Moby Dick’in sofistike geometrik işlemlerle bezeli olduğunu biliyor muydunuz? James Joyce’un bilinçakışı tekniğiyle kaleme aldığı romanlarının kasıtlı olarak matematiksel referanslarla dolu olduğunu? Calvino’nun “görünmez kentler”indeki matematiksel sıralamadan haberdar mıydınız?
Genellikle matematik ve edebiyatı zıt kutuplar olarak görürüz. Peki ya esasında aralarında kuvvetli bir bağ varsa?
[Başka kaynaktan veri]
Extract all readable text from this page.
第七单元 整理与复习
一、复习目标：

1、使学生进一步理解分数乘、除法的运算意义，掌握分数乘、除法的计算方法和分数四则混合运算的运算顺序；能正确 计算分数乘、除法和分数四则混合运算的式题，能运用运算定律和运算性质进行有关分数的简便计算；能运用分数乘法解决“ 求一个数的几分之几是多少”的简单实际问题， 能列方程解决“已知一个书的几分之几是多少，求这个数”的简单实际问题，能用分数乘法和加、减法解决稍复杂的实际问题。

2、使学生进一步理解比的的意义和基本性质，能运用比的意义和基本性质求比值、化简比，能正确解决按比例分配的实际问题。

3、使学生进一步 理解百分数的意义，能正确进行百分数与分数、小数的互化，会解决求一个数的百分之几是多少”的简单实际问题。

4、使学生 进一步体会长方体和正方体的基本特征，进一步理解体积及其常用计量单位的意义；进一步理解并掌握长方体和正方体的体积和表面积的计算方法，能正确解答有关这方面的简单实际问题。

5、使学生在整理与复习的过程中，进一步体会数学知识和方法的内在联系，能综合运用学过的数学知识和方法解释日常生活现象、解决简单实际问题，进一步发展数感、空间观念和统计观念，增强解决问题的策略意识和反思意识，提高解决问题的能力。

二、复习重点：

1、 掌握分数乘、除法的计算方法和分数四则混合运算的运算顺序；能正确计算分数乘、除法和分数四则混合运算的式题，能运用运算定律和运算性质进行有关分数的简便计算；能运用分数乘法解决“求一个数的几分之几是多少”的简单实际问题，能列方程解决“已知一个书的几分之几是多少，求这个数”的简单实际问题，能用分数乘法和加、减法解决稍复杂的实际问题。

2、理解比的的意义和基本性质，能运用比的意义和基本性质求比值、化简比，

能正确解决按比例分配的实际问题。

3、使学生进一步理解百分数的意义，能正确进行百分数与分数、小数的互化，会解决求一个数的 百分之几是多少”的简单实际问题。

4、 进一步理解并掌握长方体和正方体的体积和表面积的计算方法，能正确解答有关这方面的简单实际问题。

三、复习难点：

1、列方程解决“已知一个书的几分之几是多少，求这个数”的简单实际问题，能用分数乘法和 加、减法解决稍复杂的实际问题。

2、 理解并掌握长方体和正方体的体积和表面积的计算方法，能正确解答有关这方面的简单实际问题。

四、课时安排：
Profesör Sarah Hart Bir Varmış 1 Yokmuş’ta sonelerden peri masallarına ve deneysel Fransız edebiyatına kadar, matematik ve edebiyatın hem hayatlarımızı hem de evreni anlamlandırmaya yönelik arayışta birbirini tamamlayan parçalar olduğunu gözler önüne seriyor.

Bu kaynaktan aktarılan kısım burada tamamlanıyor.